En el tramo final de su recorrido, el ensayista sitúa al argentino Juan Gelman y su “patético dualismo, en donde cada hombre actual se mira y se asume como dos hombres diferentes: el que busca todos los días lo que ayuda a vivir; y el otro, el que sabe que se está muriendo” (p. 114). Su ser mismo, su doble condición de poeta y de militante político, choca contra “un mundo que se encuentra modelado, en todas sus manifestaciones, de acuerdo con el discurso del razonamiento lógico” (p. 94).
Entonces —se pregunta Menéndez–, “¿qué hace el poeta frente al hecho prohibido, la domesticación del gusto, el lugar común, la limitación de todo horizonte creativo? Sencillamente, los rechaza” (p. 95). Y transgrede. Así, la “literatura exiliar” de Juan Gelman proyecta una nueva utopía, que “recupera del pasado las alegorías más capaces de vida […] y las convierte en símbolos de futura memoria” (p. 104).
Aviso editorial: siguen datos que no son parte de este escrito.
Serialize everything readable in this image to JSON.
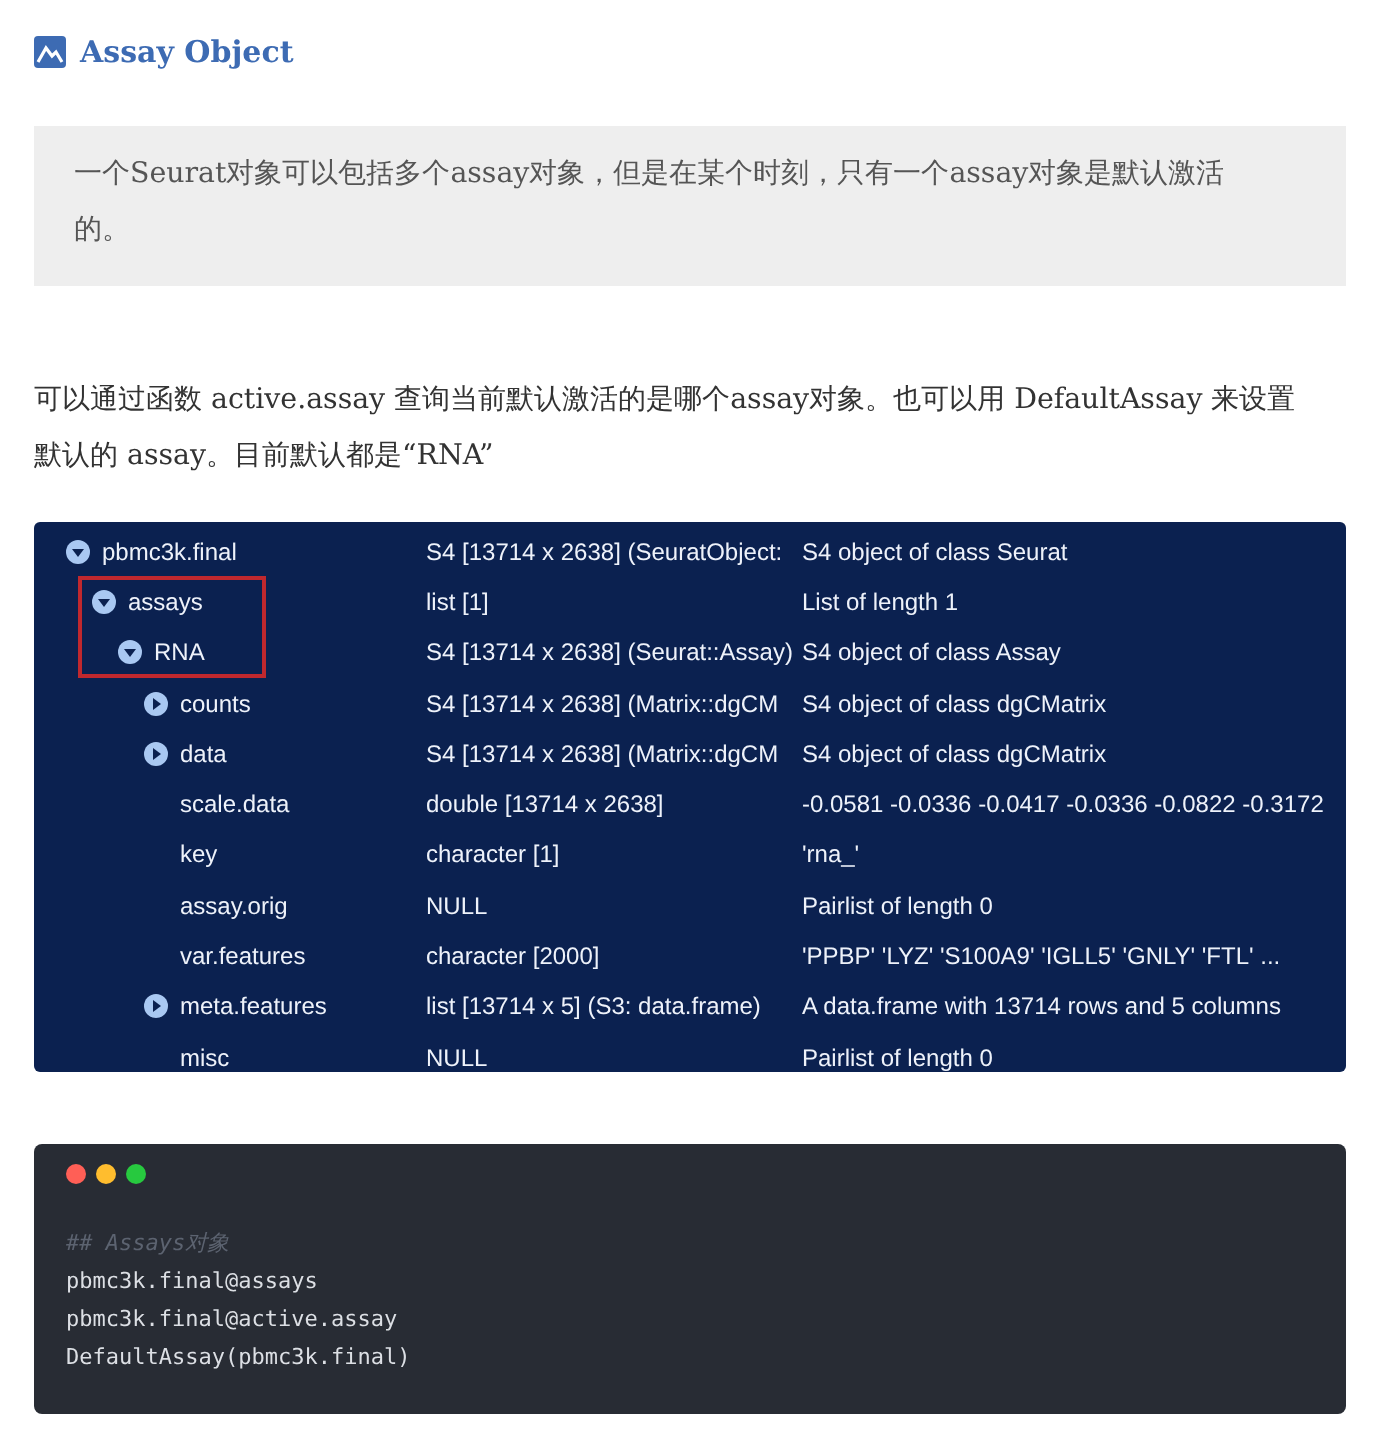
{
  "heading": {
    "text": "Assay Object"
  },
  "note": "一个Seurat对象可以包括多个assay对象，但是在某个时刻，只有一个assay对象是默认激活的。",
  "paragraph": "可以通过函数 active.assay 查询当前默认激活的是哪个assay对象。也可以用 DefaultAssay 来设置默认的 assay。目前默认都是“RNA”",
  "environment": {
    "nodes": [
      {
        "name": "pbmc3k.final",
        "type": "S4 [13714 x 2638] (SeuratObject:",
        "value": "S4 object of class Seurat",
        "expanded": true,
        "highlighted": false,
        "children": [
          {
            "name": "assays",
            "type": "list [1]",
            "value": "List of length 1",
            "expanded": true,
            "highlighted": true,
            "children": [
              {
                "name": "RNA",
                "type": "S4 [13714 x 2638] (Seurat::Assay)",
                "value": "S4 object of class Assay",
                "expanded": true,
                "highlighted": true,
                "children": [
                  {
                    "name": "counts",
                    "type": "S4 [13714 x 2638] (Matrix::dgCM",
                    "value": "S4 object of class dgCMatrix",
                    "expanded": false,
                    "highlighted": false
                  },
                  {
                    "name": "data",
                    "type": "S4 [13714 x 2638] (Matrix::dgCM",
                    "value": "S4 object of class dgCMatrix",
                    "expanded": false,
                    "highlighted": false
                  },
                  {
                    "name": "scale.data",
                    "type": "double [13714 x 2638]",
                    "value": "-0.0581 -0.0336 -0.0417 -0.0336 -0.0822 -0.3172",
                    "highlighted": false
                  },
                  {
                    "name": "key",
                    "type": "character [1]",
                    "value": "'rna_'",
                    "highlighted": false
                  },
                  {
                    "name": "assay.orig",
                    "type": "NULL",
                    "value": "Pairlist of length 0",
                    "highlighted": false
                  },
                  {
                    "name": "var.features",
                    "type": "character [2000]",
                    "value": "'PPBP' 'LYZ' 'S100A9' 'IGLL5' 'GNLY' 'FTL' ...",
                    "highlighted": false
                  },
                  {
                    "name": "meta.features",
                    "type": "list [13714 x 5] (S3: data.frame)",
                    "value": "A data.frame with 13714 rows and 5 columns",
                    "expanded": false,
                    "highlighted": false
                  },
                  {
                    "name": "misc",
                    "type": "NULL",
                    "value": "Pairlist of length 0",
                    "highlighted": false
                  }
                ]
              }
            ]
          }
        ]
      }
    ]
  },
  "code_block": {
    "lines": [
      {
        "kind": "comment",
        "text": "## Assays对象"
      },
      {
        "kind": "code",
        "text": "pbmc3k.final@assays"
      },
      {
        "kind": "code",
        "text": "pbmc3k.final@active.assay"
      },
      {
        "kind": "code",
        "text": "DefaultAssay(pbmc3k.final)"
      }
    ]
  }
}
Este meduloso recorrido por las entrañas mismas del ser poeta concluye con una afirmación de futuro: “ante el nuevo reino audiovisual donde las imágenes se repiten y sobreponen hasta quedarse sin sorpresa ni encanto, donde los discursos ensayan cien mil formas de eludir el agua y el fuego, pero se mueren de súbita vejez mientras proclaman más reciente novedad […] la Poesía se reconcentra y se liga en su matriz originaria, se hace poética del dolor común […] y afirma su camino de eternidad […] por encima de cada individuo y de cada circunstancia quebrantable” (p. 117).
Orfeo eterno es también Proteo, el de las mil formas.